The trick for N = 10 (which I heard from a friend earlier today) is to check that the density of the triangular packing of unit diameter circles is high enough that some translate of this packing must cover all the points. 


I was told this puzzle last friday by Peter Winkler (who had mentioned that it was told to him by a japanese fellow who is perhaps the one you are referring to). The solution in the $n \leq 10 $ case is to consider the tiling of the plane by unit height hexagons. Inscribe within each of these hexagons a unit circle. This grid of circles has density > 0.90 on the plane, and so if you randomly place this grid on the plane you accordingly have expected number of points covered > 9 (out of the 10), and this implies exists an arrangement that covers 10. (theres a few details missing from this probabilistic method argument, but you get the basic idea). I believe for the $n>10$ case we have some way of computing an upper bound on the density of a sphere packing on the plane that rules it out in general. (or something to that extent) 

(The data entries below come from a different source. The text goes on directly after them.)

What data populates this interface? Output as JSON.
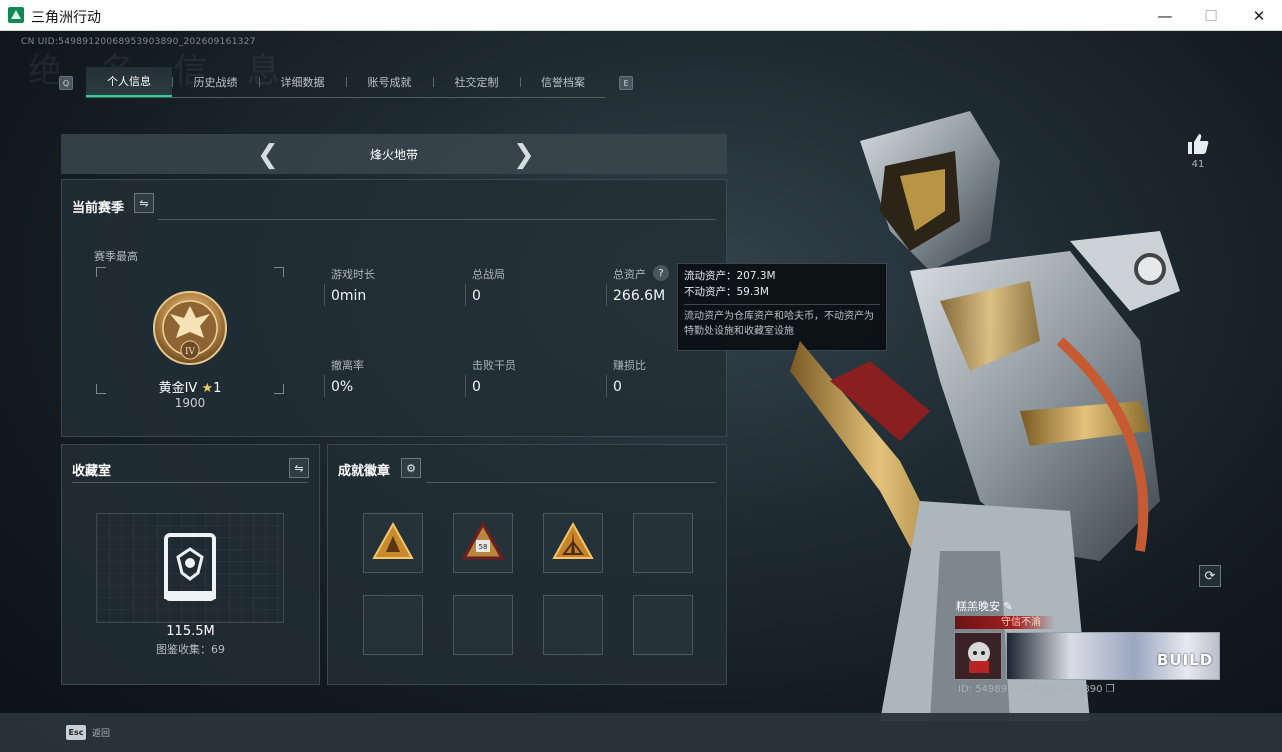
{
  "window": {
    "title": "三角洲行动",
    "minimize": "—",
    "maximize": "☐",
    "close": "✕"
  },
  "header": {
    "uid": "CN UID:549891200689539038​90_2026​09161327",
    "ghost": "绝 名 信 息",
    "left_key": "Q",
    "right_key": "E"
  },
  "tabs": [
    {
      "label": "个人信息"
    },
    {
      "label": "历史战绩"
    },
    {
      "label": "详细数据"
    },
    {
      "label": "账号成就"
    },
    {
      "label": "社交定制"
    },
    {
      "label": "信誉档案"
    }
  ],
  "mode": {
    "title": "烽火地带",
    "prev": "❮",
    "next": "❯"
  },
  "season": {
    "title": "当前赛季",
    "swap_icon": "⇋",
    "best_label": "赛季最高",
    "rank_name": "黄金IV",
    "rank_star": "★",
    "rank_star_count": "1",
    "rank_score": "1900",
    "medal_numeral": "IV",
    "stats": [
      {
        "label": "游戏时长",
        "value": "0min"
      },
      {
        "label": "总战局",
        "value": "0"
      },
      {
        "label": "总资产",
        "value": "266.6M"
      },
      {
        "label": "撤离率",
        "value": "0%"
      },
      {
        "label": "击败干员",
        "value": "0"
      },
      {
        "label": "赚损比",
        "value": "0"
      }
    ],
    "help": "?"
  },
  "tooltip": {
    "liquid": "流动资产：207.3M",
    "fixed": "不动资产：59.3M",
    "note": "流动资产为仓库资产和哈夫币，不动资产为特勤处设施和收藏室设施"
  },
  "collection": {
    "title": "收藏室",
    "swap_icon": "⇋",
    "value": "115.5M",
    "count_label": "图鉴收集：69"
  },
  "achievements": {
    "title": "成就徽章",
    "gear_icon": "⚙",
    "badge_number": "58"
  },
  "bottom": {
    "esc_key": "Esc",
    "esc_label": "返回"
  },
  "likes": {
    "count": "41"
  },
  "refresh_icon": "⟳",
  "player_card": {
    "name": "糕羔晚安",
    "edit_icon": "✎",
    "title": "守信不渝",
    "banner_text": "BUILD",
    "id": "ID: 5498912006895390389​0",
    "copy_icon": "❐"
  }
}
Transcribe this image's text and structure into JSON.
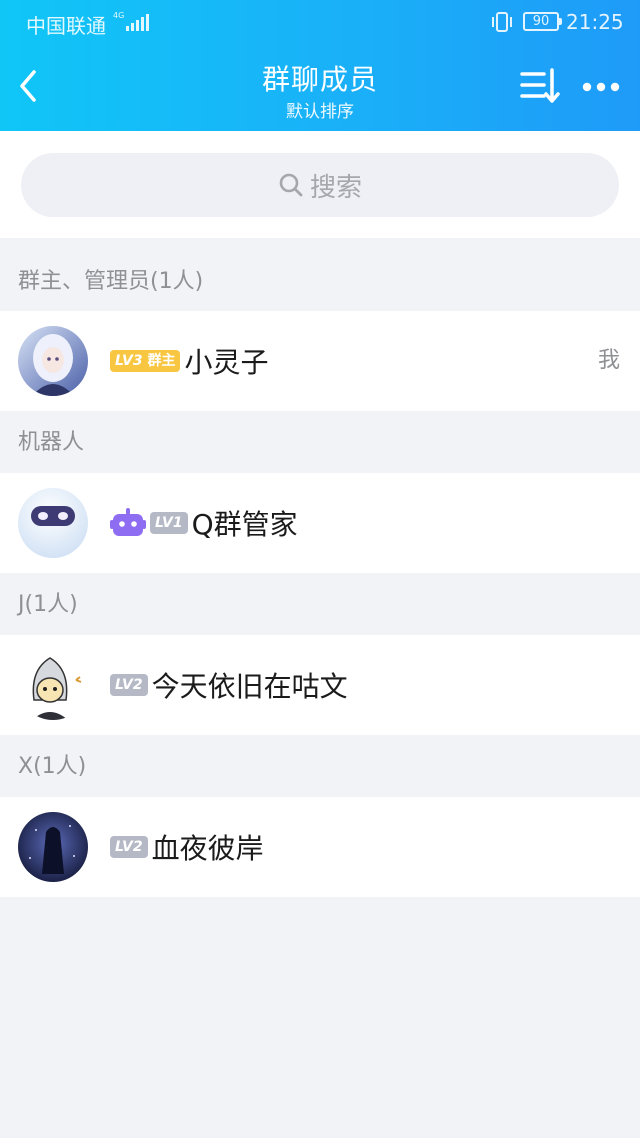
{
  "status_bar": {
    "carrier": "中国联通",
    "network": "4G",
    "battery": "90",
    "time": "21:25"
  },
  "header": {
    "title": "群聊成员",
    "subtitle": "默认排序",
    "icons": [
      "back-icon",
      "sort-icon",
      "more-icon"
    ]
  },
  "search": {
    "placeholder": "搜索"
  },
  "sections": [
    {
      "title": "群主、管理员(1人)",
      "members": [
        {
          "level": "LV3",
          "role": "群主",
          "name": "小灵子",
          "note": "我"
        }
      ]
    },
    {
      "title": "机器人",
      "members": [
        {
          "level": "LV1",
          "name": "Q群管家",
          "icon": "robot-icon"
        }
      ]
    },
    {
      "title": "J(1人)",
      "members": [
        {
          "level": "LV2",
          "name": "今天依旧在咕文"
        }
      ]
    },
    {
      "title": "X(1人)",
      "members": [
        {
          "level": "LV2",
          "name": "血夜彼岸"
        }
      ]
    }
  ],
  "colors": {
    "header_start": "#10c6f7",
    "header_end": "#1e9bf8",
    "owner_badge": "#f8c640",
    "level_badge": "#b5b9c6",
    "background": "#f2f3f7"
  }
}
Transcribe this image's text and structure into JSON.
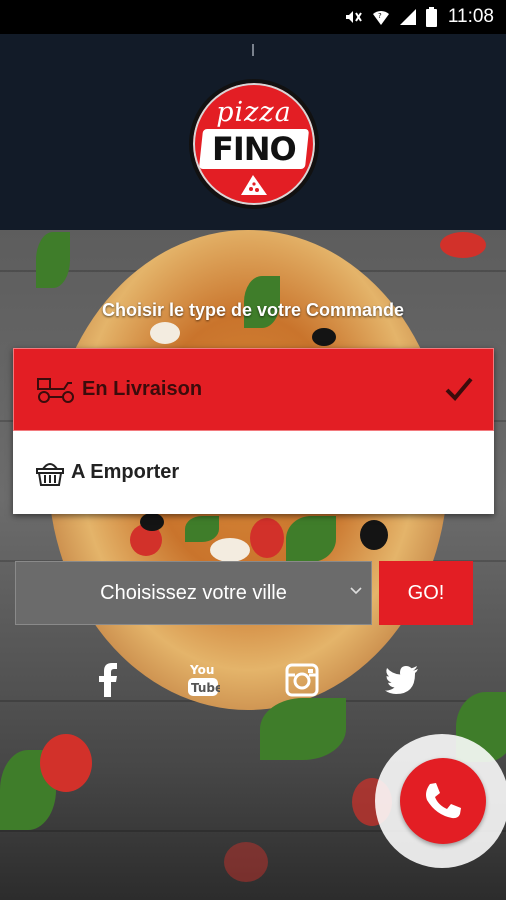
{
  "status_bar": {
    "time": "11:08",
    "icons": [
      "mute-icon",
      "wifi-icon",
      "cell-signal-icon",
      "battery-icon"
    ]
  },
  "brand": {
    "logo_top_text": "pizza",
    "logo_main_text": "FINO",
    "color_primary": "#e31e24",
    "color_header": "#121b28"
  },
  "order": {
    "headline": "Choisir le type de votre Commande",
    "options": [
      {
        "label": "En Livraison",
        "icon": "delivery-scooter-icon",
        "selected": true
      },
      {
        "label": "A Emporter",
        "icon": "basket-icon",
        "selected": false
      }
    ]
  },
  "city": {
    "placeholder": "Choisissez votre ville",
    "go_label": "GO!"
  },
  "social": [
    "facebook-icon",
    "youtube-icon",
    "instagram-icon",
    "twitter-icon"
  ],
  "call_button": {
    "icon": "phone-icon"
  }
}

In the answer to Open problems in Euclidean geometry? , Alexey Ustinov brings into attention to a 2012 article.
The abstract of that article confirms that it's concerned of the same problem, and gives improved bounds.
The article also claims that the lower bound of 11 was published in 2008 


To bring this problem back to the attention of MO, I'll make a guess. Consider the following set of 13 points: 12 equally spaced on a circle of radius $1+\epsilon$, the 13th at the center of that circle. Can you cover all 13 points with nonoverlapping unit disks?